Senegalese security forces abruptly ended the march of opponent Ousmane Sonko across the country on Sunday, May 28, by arresting him in the south and forcibly bringing him back to Dakar, authorities said.

The Minister of the Interior, Antoine Diome, invoked the clashes between supporters of Mr. Sonko and the police which have accompanied, since Friday, the return of the opponent to Dakar in a convoy by road and in which a man was killed. “There was a death in Kolda, is the state going to stand idly by? (…) The answer can only be negative,” the minister said on public television.

He argued that Mr. Sonko should have applied for prior authorization before organizing what he called a “freedom caravan”. “We were therefore able to frame the leader of the [party] Pastef [M. Sonko] to his home [in Dakar], where he was dropped off,” he said.

A source close to the authorities specified that Ousmane Sonko had been arrested near Koungheul by the gendarmes and brought back by them to the capital. The interior minister reported that weapons were found in the vehicle carrying Mr. Sonko.

A long-awaited verdict

The fate of the opponent, engaged for two years in a showdown with the power for the presidential election of 2024, gave rise to speculation for several hours. Ousmane Sonko, declared presidential candidate but threatened with ineligibility by court cases, which he denounces as a state plot, has not given any public news since Sunday morning, he who usually willingly documents his facts and gestures live on social networks and had done the same the first two days of his trip. His party declared him “untraceable and unreachable”.

He had undertaken Friday, in the south of the country, a return march to Dakar, which he intended to make a show of force. The convoy attracted crowds of enthusiastic young supporters and was marred by clashes between young people and security forces.

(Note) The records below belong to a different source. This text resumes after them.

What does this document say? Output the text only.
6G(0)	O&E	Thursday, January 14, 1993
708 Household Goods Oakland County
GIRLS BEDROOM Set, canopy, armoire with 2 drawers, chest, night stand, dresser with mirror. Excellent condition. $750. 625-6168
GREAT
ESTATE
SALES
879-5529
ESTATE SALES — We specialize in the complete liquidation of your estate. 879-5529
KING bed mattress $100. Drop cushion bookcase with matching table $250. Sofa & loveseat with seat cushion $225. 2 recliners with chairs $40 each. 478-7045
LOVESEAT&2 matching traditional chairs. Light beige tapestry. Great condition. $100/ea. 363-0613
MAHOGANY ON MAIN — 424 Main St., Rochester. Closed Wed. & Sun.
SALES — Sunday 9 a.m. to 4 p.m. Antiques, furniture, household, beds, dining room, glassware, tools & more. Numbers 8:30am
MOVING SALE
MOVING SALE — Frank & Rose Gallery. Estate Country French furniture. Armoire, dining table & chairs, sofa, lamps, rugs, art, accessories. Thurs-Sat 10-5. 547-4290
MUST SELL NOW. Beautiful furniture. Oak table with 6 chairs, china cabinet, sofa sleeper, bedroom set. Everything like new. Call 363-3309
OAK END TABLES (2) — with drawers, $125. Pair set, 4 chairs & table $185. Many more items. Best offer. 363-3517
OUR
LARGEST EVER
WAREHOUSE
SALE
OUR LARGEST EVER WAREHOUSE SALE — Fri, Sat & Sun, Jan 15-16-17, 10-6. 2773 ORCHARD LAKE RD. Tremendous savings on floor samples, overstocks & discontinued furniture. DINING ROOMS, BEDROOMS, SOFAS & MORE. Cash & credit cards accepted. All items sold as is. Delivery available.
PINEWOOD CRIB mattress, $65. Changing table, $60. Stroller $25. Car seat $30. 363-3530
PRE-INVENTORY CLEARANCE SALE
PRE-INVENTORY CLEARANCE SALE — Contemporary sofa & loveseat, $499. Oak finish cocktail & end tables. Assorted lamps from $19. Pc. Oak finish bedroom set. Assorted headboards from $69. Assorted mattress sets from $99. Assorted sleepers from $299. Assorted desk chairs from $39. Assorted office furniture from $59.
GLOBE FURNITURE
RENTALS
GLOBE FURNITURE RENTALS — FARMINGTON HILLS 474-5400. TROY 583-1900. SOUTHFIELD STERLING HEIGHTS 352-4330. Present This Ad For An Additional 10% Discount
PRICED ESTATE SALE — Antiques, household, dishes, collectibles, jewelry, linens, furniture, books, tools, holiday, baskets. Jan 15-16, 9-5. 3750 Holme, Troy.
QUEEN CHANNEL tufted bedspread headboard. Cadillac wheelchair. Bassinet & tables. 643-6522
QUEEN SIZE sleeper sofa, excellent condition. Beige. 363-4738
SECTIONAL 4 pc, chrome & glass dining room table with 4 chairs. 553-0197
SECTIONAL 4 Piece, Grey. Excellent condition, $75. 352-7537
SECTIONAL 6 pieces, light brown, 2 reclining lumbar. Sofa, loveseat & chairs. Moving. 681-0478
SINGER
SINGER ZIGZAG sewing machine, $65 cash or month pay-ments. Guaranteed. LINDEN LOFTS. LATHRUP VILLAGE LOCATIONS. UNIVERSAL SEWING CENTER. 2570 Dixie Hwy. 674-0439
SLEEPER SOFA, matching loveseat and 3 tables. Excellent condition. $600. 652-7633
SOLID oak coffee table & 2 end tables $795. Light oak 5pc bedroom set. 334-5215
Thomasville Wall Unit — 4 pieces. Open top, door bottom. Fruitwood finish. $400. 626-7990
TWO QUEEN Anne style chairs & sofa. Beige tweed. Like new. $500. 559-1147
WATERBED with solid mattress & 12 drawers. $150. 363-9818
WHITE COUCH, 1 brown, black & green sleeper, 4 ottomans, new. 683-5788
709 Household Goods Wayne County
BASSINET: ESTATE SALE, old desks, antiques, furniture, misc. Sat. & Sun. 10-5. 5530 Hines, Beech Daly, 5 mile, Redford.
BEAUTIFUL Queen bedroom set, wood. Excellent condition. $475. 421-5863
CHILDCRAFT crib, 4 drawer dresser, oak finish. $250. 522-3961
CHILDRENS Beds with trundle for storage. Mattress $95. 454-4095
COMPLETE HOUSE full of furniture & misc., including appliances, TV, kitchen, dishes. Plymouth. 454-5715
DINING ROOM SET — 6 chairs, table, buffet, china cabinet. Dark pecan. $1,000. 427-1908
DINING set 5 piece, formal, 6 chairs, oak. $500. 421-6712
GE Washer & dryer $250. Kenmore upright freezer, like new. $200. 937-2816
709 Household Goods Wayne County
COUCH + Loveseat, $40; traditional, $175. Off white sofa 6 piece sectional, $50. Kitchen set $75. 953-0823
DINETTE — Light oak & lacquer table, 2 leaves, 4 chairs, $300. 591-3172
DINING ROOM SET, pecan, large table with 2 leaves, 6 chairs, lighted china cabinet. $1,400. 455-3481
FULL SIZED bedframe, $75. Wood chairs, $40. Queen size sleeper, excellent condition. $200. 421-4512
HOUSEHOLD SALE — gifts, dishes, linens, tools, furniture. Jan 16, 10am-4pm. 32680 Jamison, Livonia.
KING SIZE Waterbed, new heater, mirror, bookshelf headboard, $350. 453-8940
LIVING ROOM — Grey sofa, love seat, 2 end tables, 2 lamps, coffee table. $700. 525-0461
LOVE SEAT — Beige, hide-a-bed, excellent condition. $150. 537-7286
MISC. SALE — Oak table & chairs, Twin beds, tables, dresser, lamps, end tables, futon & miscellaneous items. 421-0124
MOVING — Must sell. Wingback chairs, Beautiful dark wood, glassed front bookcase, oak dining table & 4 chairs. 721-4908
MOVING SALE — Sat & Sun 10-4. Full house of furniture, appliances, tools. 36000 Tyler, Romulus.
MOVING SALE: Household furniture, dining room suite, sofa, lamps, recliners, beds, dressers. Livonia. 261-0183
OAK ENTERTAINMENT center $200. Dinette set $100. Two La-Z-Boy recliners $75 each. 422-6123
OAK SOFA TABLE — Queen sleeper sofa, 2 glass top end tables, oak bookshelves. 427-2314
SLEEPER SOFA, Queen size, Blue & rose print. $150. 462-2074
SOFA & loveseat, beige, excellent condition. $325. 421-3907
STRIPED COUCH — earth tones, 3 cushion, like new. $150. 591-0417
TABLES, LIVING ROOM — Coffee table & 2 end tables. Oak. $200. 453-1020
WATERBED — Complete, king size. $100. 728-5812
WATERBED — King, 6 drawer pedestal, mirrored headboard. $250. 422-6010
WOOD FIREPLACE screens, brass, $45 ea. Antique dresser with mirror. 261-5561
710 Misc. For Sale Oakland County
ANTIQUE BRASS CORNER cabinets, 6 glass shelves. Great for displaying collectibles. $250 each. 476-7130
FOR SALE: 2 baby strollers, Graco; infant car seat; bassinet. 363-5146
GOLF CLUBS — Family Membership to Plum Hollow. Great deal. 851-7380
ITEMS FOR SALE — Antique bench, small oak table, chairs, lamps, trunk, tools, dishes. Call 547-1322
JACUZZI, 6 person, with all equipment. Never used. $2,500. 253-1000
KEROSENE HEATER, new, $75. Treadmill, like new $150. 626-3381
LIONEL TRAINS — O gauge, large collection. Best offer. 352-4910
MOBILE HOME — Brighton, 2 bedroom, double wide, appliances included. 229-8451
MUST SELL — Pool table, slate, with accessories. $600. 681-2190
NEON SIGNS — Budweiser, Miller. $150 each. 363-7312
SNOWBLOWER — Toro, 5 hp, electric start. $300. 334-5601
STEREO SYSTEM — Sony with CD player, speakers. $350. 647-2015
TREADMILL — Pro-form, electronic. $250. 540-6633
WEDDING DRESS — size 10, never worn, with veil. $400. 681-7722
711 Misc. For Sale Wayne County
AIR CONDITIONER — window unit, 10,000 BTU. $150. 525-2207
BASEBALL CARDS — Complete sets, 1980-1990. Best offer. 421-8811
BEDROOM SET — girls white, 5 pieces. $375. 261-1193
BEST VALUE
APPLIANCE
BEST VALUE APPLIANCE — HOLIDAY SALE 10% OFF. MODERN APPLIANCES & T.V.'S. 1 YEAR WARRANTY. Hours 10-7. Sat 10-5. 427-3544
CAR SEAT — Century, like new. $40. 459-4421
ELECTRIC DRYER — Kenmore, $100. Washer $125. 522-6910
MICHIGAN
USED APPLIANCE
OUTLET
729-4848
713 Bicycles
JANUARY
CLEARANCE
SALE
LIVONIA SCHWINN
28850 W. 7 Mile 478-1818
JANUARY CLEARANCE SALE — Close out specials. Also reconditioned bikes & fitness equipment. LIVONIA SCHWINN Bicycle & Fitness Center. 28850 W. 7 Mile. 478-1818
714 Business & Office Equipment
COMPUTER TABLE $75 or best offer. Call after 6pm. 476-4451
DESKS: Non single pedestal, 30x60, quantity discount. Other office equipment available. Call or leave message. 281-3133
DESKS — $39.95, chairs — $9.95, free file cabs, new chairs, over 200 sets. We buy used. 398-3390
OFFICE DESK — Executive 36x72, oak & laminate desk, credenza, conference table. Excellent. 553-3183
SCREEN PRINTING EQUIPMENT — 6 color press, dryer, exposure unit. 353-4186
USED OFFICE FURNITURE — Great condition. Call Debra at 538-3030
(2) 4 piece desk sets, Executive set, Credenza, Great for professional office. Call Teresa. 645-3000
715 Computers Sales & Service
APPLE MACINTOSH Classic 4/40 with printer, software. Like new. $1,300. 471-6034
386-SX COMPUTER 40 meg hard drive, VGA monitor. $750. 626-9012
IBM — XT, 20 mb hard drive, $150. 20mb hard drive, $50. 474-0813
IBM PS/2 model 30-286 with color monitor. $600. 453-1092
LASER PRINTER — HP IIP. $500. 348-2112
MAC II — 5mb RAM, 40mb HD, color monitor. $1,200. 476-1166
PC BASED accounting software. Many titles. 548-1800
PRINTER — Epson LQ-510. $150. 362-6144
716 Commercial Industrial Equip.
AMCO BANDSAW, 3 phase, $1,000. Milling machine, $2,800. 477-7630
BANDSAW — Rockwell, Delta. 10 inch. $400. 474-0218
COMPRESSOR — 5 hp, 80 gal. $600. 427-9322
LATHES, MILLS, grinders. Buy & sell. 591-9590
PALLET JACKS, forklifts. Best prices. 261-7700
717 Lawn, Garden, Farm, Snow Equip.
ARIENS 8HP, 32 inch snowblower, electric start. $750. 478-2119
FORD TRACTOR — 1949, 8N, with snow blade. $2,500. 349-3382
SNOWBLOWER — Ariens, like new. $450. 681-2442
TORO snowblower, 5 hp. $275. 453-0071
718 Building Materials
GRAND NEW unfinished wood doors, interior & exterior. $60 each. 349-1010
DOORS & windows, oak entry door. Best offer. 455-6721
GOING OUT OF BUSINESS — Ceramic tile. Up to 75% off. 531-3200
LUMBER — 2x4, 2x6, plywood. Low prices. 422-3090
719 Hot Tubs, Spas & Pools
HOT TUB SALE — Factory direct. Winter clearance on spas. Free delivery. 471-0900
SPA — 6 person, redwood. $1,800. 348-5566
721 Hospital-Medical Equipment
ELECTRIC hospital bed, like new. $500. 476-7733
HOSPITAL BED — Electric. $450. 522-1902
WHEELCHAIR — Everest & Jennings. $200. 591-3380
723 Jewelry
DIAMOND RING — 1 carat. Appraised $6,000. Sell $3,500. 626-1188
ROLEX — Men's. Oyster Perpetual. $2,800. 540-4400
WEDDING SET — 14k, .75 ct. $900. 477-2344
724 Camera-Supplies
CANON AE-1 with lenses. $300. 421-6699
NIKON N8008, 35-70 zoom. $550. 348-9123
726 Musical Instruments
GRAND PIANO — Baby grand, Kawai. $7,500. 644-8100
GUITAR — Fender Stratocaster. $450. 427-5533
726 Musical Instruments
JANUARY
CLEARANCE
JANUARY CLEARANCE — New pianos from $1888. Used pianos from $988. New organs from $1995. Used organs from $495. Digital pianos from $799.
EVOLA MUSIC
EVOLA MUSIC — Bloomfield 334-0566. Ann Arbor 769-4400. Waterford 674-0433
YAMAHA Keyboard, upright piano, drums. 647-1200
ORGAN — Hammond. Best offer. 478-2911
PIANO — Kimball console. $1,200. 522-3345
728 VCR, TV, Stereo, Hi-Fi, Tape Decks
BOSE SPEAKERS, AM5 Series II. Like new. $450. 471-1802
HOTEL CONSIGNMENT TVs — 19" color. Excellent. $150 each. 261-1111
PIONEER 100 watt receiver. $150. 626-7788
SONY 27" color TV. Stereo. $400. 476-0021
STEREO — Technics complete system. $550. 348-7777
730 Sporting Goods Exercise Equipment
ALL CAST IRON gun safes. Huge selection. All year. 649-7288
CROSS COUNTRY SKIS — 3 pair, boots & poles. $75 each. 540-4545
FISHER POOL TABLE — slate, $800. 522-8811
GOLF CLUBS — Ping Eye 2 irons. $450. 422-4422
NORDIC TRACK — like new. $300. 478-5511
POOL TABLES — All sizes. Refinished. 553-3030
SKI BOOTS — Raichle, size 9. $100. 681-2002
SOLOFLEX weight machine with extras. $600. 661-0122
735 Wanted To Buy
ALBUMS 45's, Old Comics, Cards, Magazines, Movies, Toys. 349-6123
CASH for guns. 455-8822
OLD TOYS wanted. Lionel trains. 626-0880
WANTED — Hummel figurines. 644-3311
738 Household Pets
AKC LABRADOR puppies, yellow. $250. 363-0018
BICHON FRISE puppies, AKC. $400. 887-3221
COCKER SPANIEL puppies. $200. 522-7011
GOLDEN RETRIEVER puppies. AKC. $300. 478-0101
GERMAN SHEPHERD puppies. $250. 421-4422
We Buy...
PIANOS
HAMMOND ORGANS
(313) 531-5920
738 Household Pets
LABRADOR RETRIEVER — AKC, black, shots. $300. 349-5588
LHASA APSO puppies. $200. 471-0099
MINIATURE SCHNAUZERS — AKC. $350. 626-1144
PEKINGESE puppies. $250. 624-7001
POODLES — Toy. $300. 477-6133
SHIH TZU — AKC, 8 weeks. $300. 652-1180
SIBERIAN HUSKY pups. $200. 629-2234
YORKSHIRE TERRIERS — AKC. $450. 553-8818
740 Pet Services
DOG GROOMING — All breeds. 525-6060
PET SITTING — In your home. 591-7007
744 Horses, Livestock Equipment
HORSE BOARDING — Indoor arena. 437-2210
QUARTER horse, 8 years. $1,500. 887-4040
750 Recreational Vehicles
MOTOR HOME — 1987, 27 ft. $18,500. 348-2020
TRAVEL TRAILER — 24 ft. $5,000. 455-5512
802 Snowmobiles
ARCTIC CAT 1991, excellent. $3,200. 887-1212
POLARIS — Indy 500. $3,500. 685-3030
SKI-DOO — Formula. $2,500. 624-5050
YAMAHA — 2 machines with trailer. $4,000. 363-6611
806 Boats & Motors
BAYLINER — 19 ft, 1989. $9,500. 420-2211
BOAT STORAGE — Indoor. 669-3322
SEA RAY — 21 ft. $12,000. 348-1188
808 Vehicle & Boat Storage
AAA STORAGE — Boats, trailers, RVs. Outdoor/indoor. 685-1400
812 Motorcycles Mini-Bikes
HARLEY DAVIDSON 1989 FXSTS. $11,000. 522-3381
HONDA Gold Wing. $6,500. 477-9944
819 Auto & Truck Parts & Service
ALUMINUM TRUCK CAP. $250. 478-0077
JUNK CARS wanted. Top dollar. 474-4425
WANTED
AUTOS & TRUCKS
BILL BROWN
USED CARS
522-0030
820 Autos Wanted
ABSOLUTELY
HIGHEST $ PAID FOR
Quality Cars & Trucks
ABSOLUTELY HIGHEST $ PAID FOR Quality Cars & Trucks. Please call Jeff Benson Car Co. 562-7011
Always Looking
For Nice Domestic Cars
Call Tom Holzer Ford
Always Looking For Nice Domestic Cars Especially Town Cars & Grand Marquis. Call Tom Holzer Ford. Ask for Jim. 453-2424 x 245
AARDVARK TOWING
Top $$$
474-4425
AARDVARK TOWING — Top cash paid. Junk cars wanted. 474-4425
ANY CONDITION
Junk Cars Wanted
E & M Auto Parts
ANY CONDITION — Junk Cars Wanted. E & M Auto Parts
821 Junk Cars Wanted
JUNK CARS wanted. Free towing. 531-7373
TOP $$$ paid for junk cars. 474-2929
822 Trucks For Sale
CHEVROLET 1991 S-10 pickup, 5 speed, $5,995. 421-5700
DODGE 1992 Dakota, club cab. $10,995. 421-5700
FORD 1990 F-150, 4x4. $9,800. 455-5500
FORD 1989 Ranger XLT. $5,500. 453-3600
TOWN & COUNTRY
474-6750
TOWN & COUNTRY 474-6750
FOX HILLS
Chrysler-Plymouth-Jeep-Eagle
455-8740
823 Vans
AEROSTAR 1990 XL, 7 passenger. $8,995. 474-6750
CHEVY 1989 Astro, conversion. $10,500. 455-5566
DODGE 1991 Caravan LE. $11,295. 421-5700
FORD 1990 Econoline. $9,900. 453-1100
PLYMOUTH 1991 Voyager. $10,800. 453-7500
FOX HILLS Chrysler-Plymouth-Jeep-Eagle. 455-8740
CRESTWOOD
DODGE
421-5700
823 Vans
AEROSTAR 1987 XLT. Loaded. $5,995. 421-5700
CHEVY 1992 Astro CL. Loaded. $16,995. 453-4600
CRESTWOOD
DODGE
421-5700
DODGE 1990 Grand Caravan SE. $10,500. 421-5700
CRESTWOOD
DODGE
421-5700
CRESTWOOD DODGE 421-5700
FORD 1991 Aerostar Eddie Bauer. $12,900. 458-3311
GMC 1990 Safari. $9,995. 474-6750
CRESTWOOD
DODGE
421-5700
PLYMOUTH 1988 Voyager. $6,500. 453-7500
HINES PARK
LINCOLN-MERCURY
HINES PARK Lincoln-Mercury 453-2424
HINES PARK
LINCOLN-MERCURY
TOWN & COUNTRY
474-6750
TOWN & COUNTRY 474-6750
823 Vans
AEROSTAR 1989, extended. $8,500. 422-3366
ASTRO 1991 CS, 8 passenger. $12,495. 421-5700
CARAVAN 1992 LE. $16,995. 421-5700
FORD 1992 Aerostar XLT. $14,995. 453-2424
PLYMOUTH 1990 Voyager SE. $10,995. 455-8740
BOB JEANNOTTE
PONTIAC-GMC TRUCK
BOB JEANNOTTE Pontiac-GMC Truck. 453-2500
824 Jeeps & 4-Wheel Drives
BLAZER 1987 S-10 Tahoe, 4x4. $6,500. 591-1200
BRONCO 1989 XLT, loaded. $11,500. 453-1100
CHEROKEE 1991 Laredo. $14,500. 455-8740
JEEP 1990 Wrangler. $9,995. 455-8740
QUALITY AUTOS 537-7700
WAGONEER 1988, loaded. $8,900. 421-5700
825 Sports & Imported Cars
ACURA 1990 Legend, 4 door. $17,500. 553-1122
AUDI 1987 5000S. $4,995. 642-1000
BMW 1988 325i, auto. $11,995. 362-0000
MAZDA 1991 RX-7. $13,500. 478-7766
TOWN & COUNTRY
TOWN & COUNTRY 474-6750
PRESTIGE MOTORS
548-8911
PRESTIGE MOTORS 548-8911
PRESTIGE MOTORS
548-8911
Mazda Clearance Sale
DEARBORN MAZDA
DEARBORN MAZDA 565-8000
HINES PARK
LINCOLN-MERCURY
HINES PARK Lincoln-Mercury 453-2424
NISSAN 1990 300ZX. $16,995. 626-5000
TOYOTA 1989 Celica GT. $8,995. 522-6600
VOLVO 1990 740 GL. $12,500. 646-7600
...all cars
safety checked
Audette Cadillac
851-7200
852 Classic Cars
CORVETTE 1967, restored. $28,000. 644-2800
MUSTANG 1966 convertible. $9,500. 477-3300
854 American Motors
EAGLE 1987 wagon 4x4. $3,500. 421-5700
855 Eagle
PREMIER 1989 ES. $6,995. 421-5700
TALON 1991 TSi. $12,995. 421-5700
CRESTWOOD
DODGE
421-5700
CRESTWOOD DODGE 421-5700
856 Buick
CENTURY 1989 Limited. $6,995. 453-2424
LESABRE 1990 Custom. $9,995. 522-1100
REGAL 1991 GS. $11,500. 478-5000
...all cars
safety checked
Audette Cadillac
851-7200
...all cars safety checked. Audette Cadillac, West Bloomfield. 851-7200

In 2021, he was arrested in Dakar as he went in procession to the summons of a judge in a rape case. His arrest had helped trigger several days of riots, which had left at least a dozen dead.

A criminal chamber is due to deliver a long-awaited verdict against him in the same alleged rape case on June 1. He refused to appear, crying out for the conspiracy of power to remove him from the presidential election. In addition to a possible conviction, he risks the loss of his eligibility.